The narrated video tour spans more than 40 minutes, providing insight into the property and the mysterious woman who built it: Sarah Winchester, wealthy and reclusive heiress to the Winchester Repeating Arms Company, which manufactured an innovative rifle that became a fixture of Westward expansion.
Sarah Lockwood Pardee married into the Winchester family in 1862. Four years later, she gave birth to a daughter, Annie, who died about a month later. Her husband, William Wirt Winchester, died in 1881, leaving his widow with a vast fortune: 50 percent ownership in the Repeating Arms Company and a $20 million inheritance.

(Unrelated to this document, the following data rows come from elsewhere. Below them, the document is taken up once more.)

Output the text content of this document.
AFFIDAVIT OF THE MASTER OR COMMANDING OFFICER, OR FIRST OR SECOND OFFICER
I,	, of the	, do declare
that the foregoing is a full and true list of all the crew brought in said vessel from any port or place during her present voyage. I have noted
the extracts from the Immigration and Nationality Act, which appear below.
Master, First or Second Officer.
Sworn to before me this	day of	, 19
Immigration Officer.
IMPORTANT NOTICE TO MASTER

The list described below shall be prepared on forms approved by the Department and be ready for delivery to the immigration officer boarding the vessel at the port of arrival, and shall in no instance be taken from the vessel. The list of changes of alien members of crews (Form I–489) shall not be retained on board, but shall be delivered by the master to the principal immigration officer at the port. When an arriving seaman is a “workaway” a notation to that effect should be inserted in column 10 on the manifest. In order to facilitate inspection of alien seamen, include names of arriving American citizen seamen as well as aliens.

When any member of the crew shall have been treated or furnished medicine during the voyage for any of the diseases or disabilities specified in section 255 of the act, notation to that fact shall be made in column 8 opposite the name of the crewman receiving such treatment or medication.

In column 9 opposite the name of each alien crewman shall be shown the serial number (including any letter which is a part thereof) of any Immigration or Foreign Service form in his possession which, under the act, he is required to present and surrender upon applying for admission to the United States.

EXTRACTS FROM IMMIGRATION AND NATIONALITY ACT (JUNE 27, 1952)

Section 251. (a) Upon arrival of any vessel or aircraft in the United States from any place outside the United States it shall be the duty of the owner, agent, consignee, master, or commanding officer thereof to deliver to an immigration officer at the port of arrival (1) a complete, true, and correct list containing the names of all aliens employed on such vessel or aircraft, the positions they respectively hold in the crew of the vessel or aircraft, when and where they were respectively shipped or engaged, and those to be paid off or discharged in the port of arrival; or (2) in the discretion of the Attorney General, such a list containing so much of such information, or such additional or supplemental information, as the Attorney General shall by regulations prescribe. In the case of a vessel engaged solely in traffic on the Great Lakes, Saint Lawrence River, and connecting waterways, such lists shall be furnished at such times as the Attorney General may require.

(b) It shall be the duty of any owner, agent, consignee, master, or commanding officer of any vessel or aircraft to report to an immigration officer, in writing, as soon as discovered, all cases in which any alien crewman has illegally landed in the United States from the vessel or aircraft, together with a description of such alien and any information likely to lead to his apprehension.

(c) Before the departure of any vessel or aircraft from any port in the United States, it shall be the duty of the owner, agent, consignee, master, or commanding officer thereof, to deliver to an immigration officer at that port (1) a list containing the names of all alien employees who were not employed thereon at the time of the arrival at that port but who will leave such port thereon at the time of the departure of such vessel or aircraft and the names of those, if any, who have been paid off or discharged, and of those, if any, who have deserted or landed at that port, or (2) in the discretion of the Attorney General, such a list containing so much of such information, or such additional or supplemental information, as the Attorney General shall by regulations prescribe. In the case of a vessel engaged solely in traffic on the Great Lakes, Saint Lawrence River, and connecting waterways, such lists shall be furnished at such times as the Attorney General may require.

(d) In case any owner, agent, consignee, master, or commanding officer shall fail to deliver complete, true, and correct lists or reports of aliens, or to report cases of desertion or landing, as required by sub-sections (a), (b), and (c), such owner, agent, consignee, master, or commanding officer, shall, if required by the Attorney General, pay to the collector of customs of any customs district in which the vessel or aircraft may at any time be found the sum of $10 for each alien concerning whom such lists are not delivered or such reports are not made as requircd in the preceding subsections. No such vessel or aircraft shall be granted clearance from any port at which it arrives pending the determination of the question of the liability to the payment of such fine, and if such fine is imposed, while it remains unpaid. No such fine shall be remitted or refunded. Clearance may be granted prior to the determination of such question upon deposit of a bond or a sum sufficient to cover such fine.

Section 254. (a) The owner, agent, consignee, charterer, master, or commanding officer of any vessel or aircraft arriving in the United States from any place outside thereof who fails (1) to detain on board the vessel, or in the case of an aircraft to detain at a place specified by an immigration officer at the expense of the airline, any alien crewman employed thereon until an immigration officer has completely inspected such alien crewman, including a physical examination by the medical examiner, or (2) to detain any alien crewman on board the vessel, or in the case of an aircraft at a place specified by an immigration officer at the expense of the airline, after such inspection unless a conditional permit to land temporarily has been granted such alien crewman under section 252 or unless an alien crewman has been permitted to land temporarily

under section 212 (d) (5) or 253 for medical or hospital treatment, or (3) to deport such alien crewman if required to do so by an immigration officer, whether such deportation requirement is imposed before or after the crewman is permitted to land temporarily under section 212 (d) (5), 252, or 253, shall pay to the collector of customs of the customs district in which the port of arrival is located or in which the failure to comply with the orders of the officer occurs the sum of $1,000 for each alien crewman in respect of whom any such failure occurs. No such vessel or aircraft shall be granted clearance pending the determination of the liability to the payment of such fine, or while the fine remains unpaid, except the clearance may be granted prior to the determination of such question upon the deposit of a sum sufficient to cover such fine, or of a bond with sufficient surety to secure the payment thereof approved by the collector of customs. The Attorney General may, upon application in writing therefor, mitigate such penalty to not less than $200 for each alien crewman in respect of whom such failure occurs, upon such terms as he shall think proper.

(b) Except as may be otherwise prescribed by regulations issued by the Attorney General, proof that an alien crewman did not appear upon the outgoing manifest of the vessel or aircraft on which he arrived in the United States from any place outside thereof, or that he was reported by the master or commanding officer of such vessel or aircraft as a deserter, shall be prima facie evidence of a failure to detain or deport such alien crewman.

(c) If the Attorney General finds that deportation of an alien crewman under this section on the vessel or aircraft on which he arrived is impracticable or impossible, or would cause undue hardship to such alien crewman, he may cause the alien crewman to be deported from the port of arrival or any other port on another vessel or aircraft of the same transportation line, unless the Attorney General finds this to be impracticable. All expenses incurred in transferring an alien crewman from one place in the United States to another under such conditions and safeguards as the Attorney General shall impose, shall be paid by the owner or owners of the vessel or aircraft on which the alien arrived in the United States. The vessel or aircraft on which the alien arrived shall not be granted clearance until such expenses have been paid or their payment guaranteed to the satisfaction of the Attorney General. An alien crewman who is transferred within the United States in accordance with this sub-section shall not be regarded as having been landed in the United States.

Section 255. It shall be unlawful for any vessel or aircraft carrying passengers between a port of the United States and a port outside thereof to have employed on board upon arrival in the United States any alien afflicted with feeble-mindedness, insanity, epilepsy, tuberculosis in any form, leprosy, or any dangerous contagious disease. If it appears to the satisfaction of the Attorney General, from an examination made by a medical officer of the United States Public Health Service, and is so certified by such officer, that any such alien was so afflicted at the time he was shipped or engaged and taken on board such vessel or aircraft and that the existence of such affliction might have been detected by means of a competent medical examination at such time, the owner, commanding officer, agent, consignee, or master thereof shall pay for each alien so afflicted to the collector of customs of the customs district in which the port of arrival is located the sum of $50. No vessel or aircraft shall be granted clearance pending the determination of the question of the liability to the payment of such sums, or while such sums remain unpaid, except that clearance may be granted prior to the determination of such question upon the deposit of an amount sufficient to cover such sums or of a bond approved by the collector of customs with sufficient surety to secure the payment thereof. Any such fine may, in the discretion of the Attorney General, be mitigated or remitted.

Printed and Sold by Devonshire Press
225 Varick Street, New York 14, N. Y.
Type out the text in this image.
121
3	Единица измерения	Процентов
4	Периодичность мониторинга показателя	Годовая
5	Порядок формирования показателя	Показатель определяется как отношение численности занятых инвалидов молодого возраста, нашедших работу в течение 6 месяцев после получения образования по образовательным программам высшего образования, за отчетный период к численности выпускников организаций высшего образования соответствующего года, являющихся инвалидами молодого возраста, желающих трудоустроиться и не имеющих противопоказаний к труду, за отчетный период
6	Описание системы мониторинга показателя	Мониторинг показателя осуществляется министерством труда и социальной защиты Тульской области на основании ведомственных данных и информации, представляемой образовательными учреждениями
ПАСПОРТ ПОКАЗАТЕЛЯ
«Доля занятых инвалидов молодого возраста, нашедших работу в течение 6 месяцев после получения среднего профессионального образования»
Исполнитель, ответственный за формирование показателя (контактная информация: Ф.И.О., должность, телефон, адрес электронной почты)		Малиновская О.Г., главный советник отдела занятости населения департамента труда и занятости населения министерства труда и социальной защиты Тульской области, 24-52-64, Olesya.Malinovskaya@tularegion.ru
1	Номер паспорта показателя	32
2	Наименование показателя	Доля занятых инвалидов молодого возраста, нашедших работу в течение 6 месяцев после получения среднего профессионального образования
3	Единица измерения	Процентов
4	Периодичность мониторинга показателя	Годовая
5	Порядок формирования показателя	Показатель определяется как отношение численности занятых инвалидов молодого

Winchester decided to leave her home in New Haven, Connecticut, and head to California, where two of her sisters lived. In San Jose, she purchased an eight-room farmhouse that she began to renovate in 1886. The construction project continued until Winchester’s death in 1922, producing an enormous, labyrinthine mansion filled with logic-defying features: staircases that end at the ceiling, indoor balconies, skylights built into floors, doors that open onto walls. The designs, wrote Pamela Haag for Zócalo Public Square in 2016, were Winchester’s; she sketched them onto napkins or pieces of brown paper, then handed them over to a team of carpenters. Sometimes, she would have features built and plastered over the next day.
Exactly why Winchester embarked on this dizzying cycle of building, undoing and rebuilding is impossible to say. Popular lore has it that she was a keen follower of the Spiritualist movement, which was rooted in the idea that dead souls can interact with the living, and consulted a medium who told her she had been cursed by victims of Winchester rifles. The medium reportedly instructed her to constantly build a house for these ghosts. If construction ever stopped, she would die.
But as Katie Dowd of SFGate points out, there is “scant proof” for this theory. Winchester could have been engaging in an eccentric brand of philanthropy, as she built her home during an economic depression, and the continuous construction project provided jobs for locals. When she died, in fact, the heiress left most of her money to charity.
“She had a social conscience and she did try to give back,” historian Janan Boehme told Robin Abcarian of the Los Angeles Times in 2017. “This house, in itself, was her biggest social work of all.”
The true nature of Winchester’s motivations is likely to remain a mystery. But as the video tour points out, the house she built was not only bizarre—it was innovative. Take, for example, the north conservatory. Winchester loved to garden, so the conservatory featured an indoor watering system and wooden floorboards that could be lifted up to water plants resting below.
Though visitors can watch the video tour for free, the Winchester Mystery House is asking visitors to consider purchasing a voucher for use at a later date.
“Like many other [Bay Area] businesses, closing our doors until April 7th will severely impact the employees who maintain the estate,” the website explains. “Come when you are ready, but please come!”